What This Means For Trading

I think Friday’s outcome and the potential future outcomes boil down to a few simple things to consider

  • Friday’s bounce was rather weak. The S&P and NASDAQ both only managed to climb by 0.6%. Since Europe had already closed down for the weekend, almost all the short covering related to announcements would have to have been done in the U.S. market – making the pop even less compelling. A classic example of “buy the rumor, sell the news”? Treasuries still wound up the day only unchanged as well.
  • Unless someone senior from Greece says they are defaulting, or someone senior from Germany says they are kicking Greece out, any headlines from Europe should be ignored. Over time which of the scenarios seems most likely should play out, but until then, this is mostly noise.
  • I will be looking to see how Spain reacts – will Rajoy’s opposition view Greece’s extension as a victory for Greece and put renewed pressure on Rajoy? Will the Greek people feel like their leaders sold out too quickly and try to put an actual radical party in charge? It seems that a few days of EU Summits can take the radical out of a party.
  • We can now focus on the domestic situation. On earnings and growth and what it means to have a Fed far more interested in “normalizing” policy than intervening at every market blip?

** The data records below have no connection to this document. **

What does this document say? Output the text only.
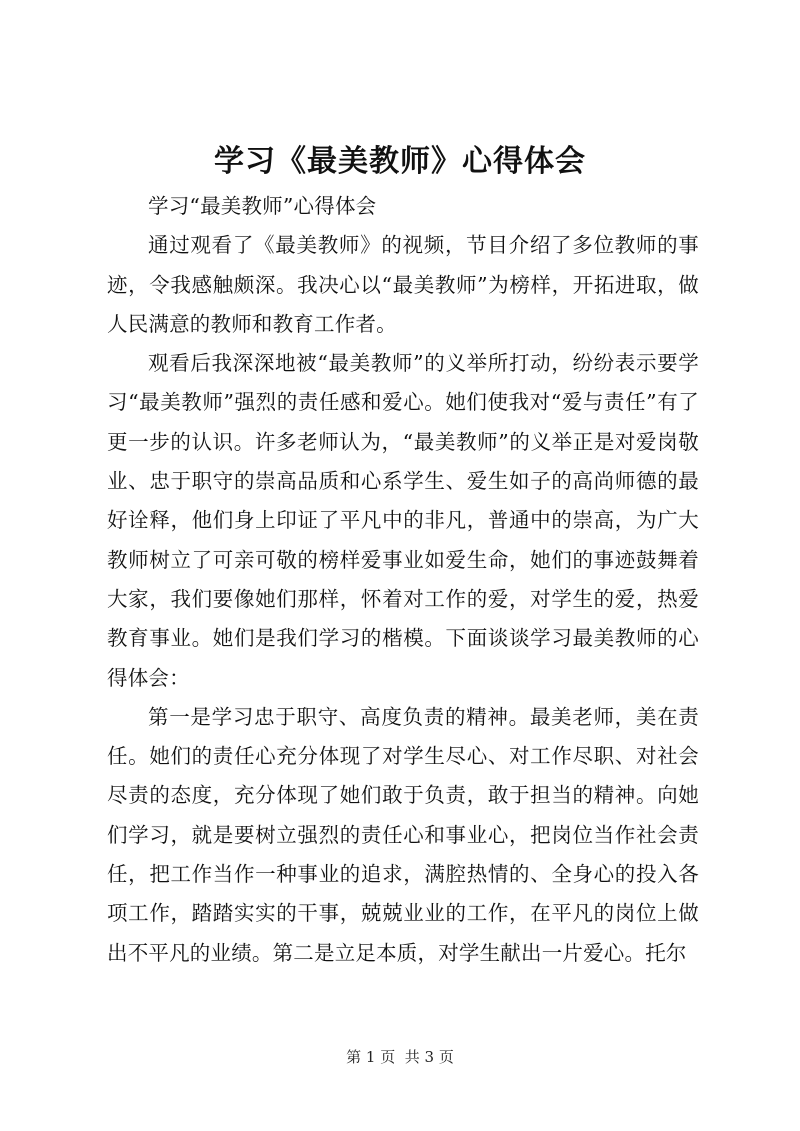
学习《最美教师》心得体会

学习“最美教师”心得体会

通过观看了《最美教师》的视频，节目介绍了多位教师的事迹，令我感触颇深。我决心以“最美教师”为榜样，开拓进取，做人民满意的教师和教育工作者。

观看后我深深地被“最美教师”的义举所打动，纷纷表示要学习“最美教师”强烈的责任感和爱心。她们使我对“爱与责任”有了更一步的认识。许多老师认为，“最美教师”的义举正是对爱岗敬业、忠于职守的崇高品质和心系学生、爱生如子的高尚师德的最好诠释，他们身上印证了平凡中的非凡，普通中的崇高，为广大教师树立了可亲可敬的榜样爱事业如爱生命，她们的事迹鼓舞着大家，我们要像她们那样，怀着对工作的爱，对学生的爱，热爱教育事业。她们是我们学习的楷模。下面谈谈学习最美教师的心得体会：

第一是学习忠于职守、高度负责的精神。最美老师，美在责任。她们的责任心充分体现了对学生尽心、对工作尽职、对社会尽责的态度，充分体现了她们敢于负责，敢于担当的精神。向她们学习，就是要树立强烈的责任心和事业心，把岗位当作社会责任，把工作当作一种事业的追求，满腔热情的、全身心的投入各项工作，踏踏实实的干事，兢兢业业的工作，在平凡的岗位上做出不平凡的业绩。第二是立足本质，对学生献出一片爱心。托尔

第 1 页  共 3 页
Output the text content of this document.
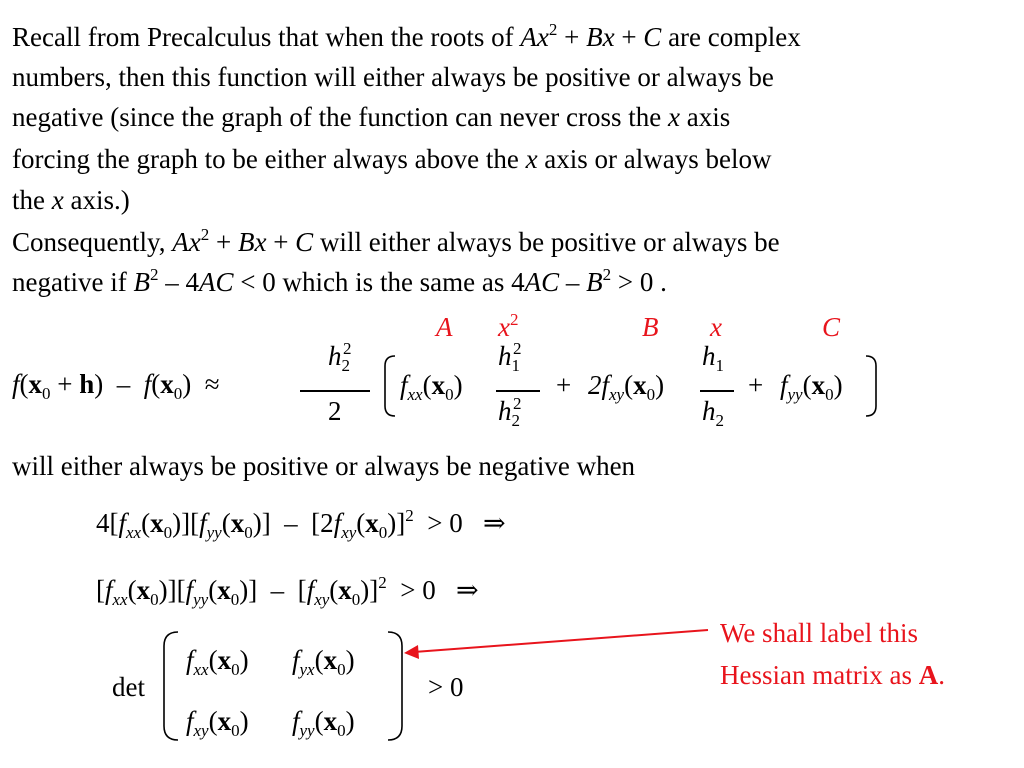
Recall from Precalculus that when the roots of $Ax^2 + Bx + C$ are complex
numbers, then this function will either always be positive or always be
negative (since the graph of the function can never cross the x axis
forcing the graph to be either always above the x axis or always below
the x axis.)
Consequently, $Ax^2 + Bx + C$ will either always be positive or always be
negative if $B^2 - 4AC < 0$ which is the same as $4AC - B^2 > 0$ .
A $x^2$	B x	C
$f(x_0 + h) - f(x_0)$  ≈
$h_2^2$
2
$f_{xx}(x_0)$
$h_1^2$
$h_2^2$
+ $2f_{xy}(x_0)$
$h_1$
$h_2$
+ $f_{yy}(x_0)$
will either always be positive or always be negative when
$4[f_{xx}(x_0)][f_{yy}(x_0)] - [2f_{xy}(x_0)]^2 > 0$ ⇒
$[f_{xx}(x_0)][f_{yy}(x_0)] - [f_{xy}(x_0)]^2 > 0$ ⇒
det
$f_{xx}(x_0)$ $f_{yx}(x_0)$
$f_{xy}(x_0)$ $f_{yy}(x_0)$
> 0
We shall label this
Hessian matrix as A.
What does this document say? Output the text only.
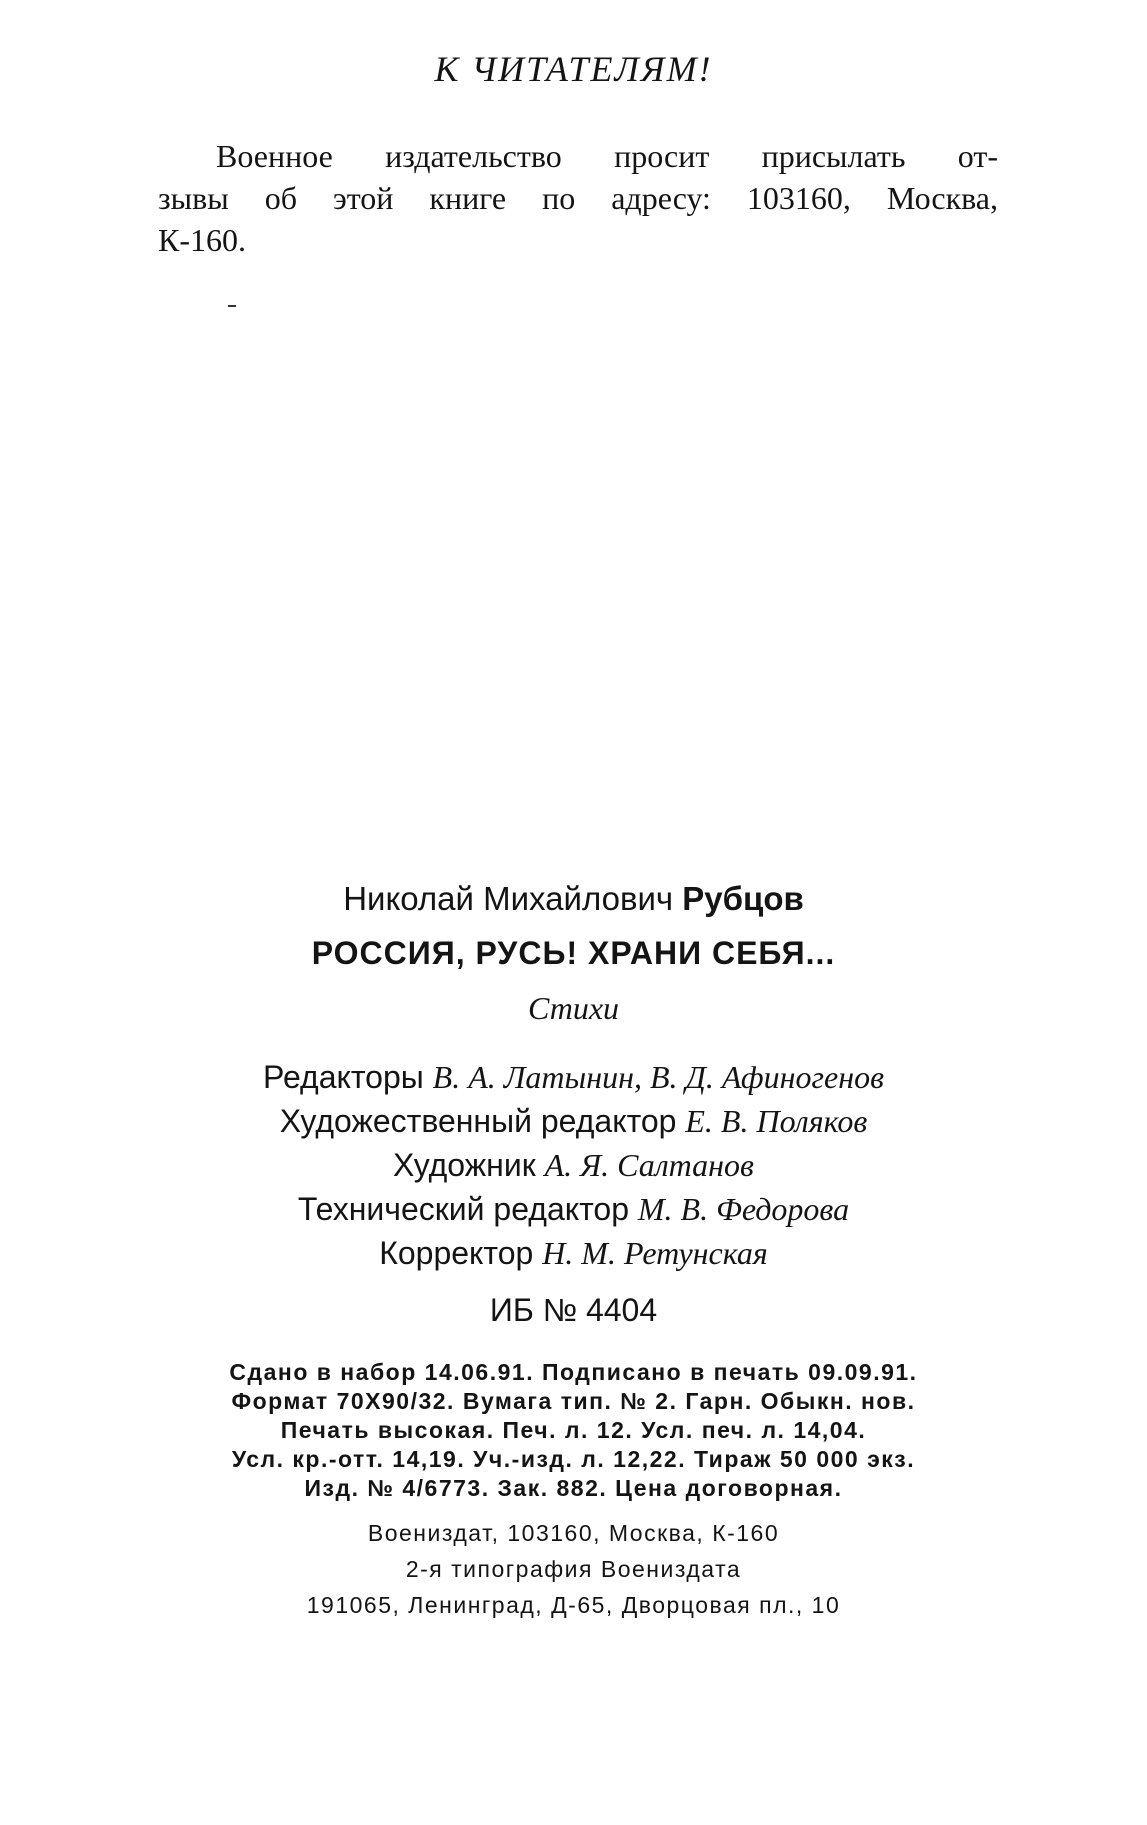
К ЧИТАТЕЛЯМ!
Военное издательство просит присылать от-
зывы об этой книге по адресу: 103160, Москва,
К-160.
Николай Михайлович Рубцов
РОССИЯ, РУСЬ! ХРАНИ СЕБЯ...
Стихи
Редакторы В. А. Латынин, В. Д. Афиногенов
Художественный редактор Е. В. Поляков
Художник А. Я. Салтанов
Технический редактор М. В. Федорова
Корректор Н. М. Ретунская
ИБ № 4404
Сдано в набор 14.06.91. Подписано в печать 09.09.91.
Формат 70Х90/32. Вумага тип. № 2. Гарн. Обыкн. нов.
Печать высокая. Печ. л. 12. Усл. печ. л. 14,04.
Усл. кр.-отт. 14,19. Уч.-изд. л. 12,22. Тираж 50 000 экз.
Изд. № 4/6773. Зак. 882. Цена договорная.
Воениздат, 103160, Москва, К-160
2-я типография Воениздата
191065, Ленинград, Д-65, Дворцовая пл., 10
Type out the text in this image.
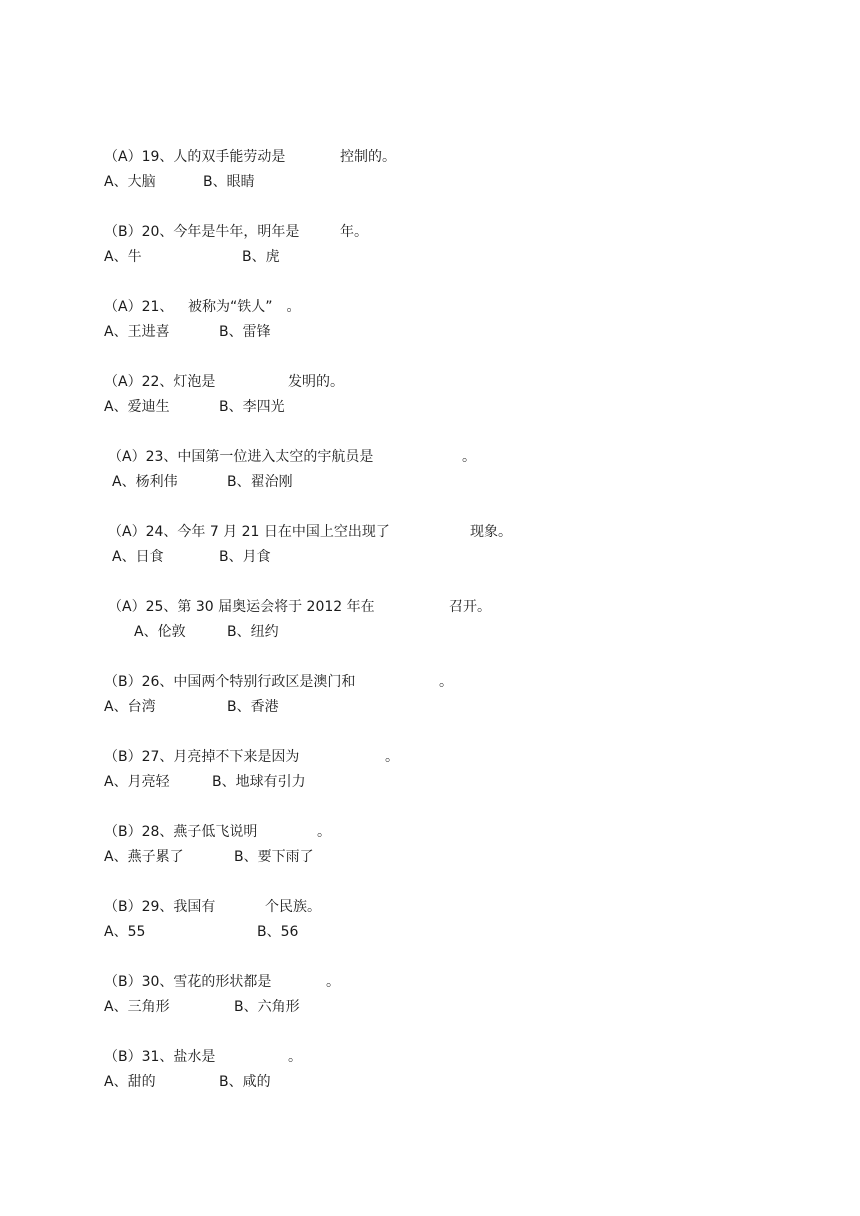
（A）19、人的双手能劳动是	控制的。
A、大脑	B、眼睛
（B）20、今年是牛年，明年是	年。
A、牛	B、虎
（A）21、 被称为“铁人”　。
A、王进喜	B、雷锋
（A）22、灯泡是	发明的。
A、爱迪生	B、李四光
（A）23、中国第一位进入太空的宇航员是	。
A、杨利伟	B、翟治刚
（A）24、今年 7 月 21 日在中国上空出现了	现象。
A、日食	B、月食
（A）25、第 30 届奥运会将于 2012 年在	召开。
A、伦敦	B、纽约
（B）26、中国两个特别行政区是澳门和	。
A、台湾	B、香港
（B）27、月亮掉不下来是因为	。
A、月亮轻	B、地球有引力
（B）28、燕子低飞说明	。
A、燕子累了	B、要下雨了
（B）29、我国有	个民族。
A、55	B、56
（B）30、雪花的形状都是	。
A、三角形	B、六角形
（B）31、盐水是	。
A、甜的	B、咸的
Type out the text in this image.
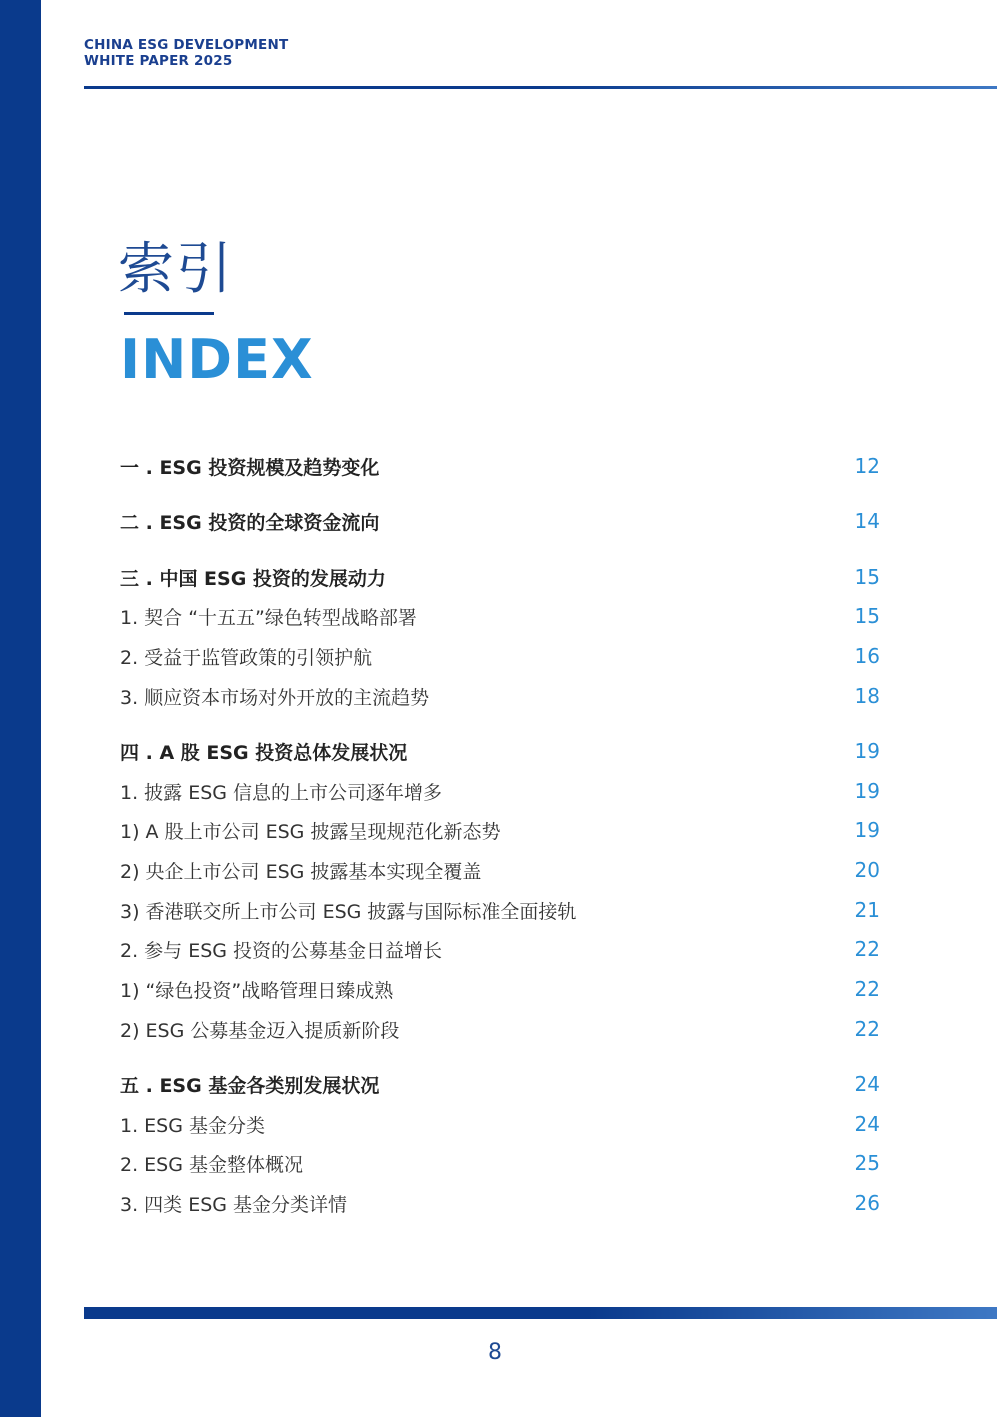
CHINA ESG DEVELOPMENT
WHITE PAPER 2025
索引
INDEX
一 . ESG 投资规模及趋势变化	12
二 . ESG 投资的全球资金流向	14
三 . 中国 ESG 投资的发展动力	15
1. 契合 “十五五”绿色转型战略部署	15
2. 受益于监管政策的引领护航	16
3. 顺应资本市场对外开放的主流趋势	18
四 . A 股 ESG 投资总体发展状况	19
1. 披露 ESG 信息的上市公司逐年增多	19
1) A 股上市公司 ESG 披露呈现规范化新态势	19
2) 央企上市公司 ESG 披露基本实现全覆盖	20
3) 香港联交所上市公司 ESG 披露与国际标准全面接轨	21
2. 参与 ESG 投资的公募基金日益增长	22
1) “绿色投资”战略管理日臻成熟	22
2) ESG 公募基金迈入提质新阶段	22
五 . ESG 基金各类别发展状况	24
1. ESG 基金分类	24
2. ESG 基金整体概况	25
3. 四类 ESG 基金分类详情	26
8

Be Careful What You Wish For

Yes, we are all sick and tired of the incessant Greek headlines, but I am not so sure we will like what we see when we resume focus on our own economy

I have to admit that the chart is far less compelling on a longer term time horizon, but I wanted to end this note with a good segue into the new “meme” that I expect to dominate the news waves over the coming weeks – what is going on with the U.S. economy and is it really as good as the last NFP report suggested?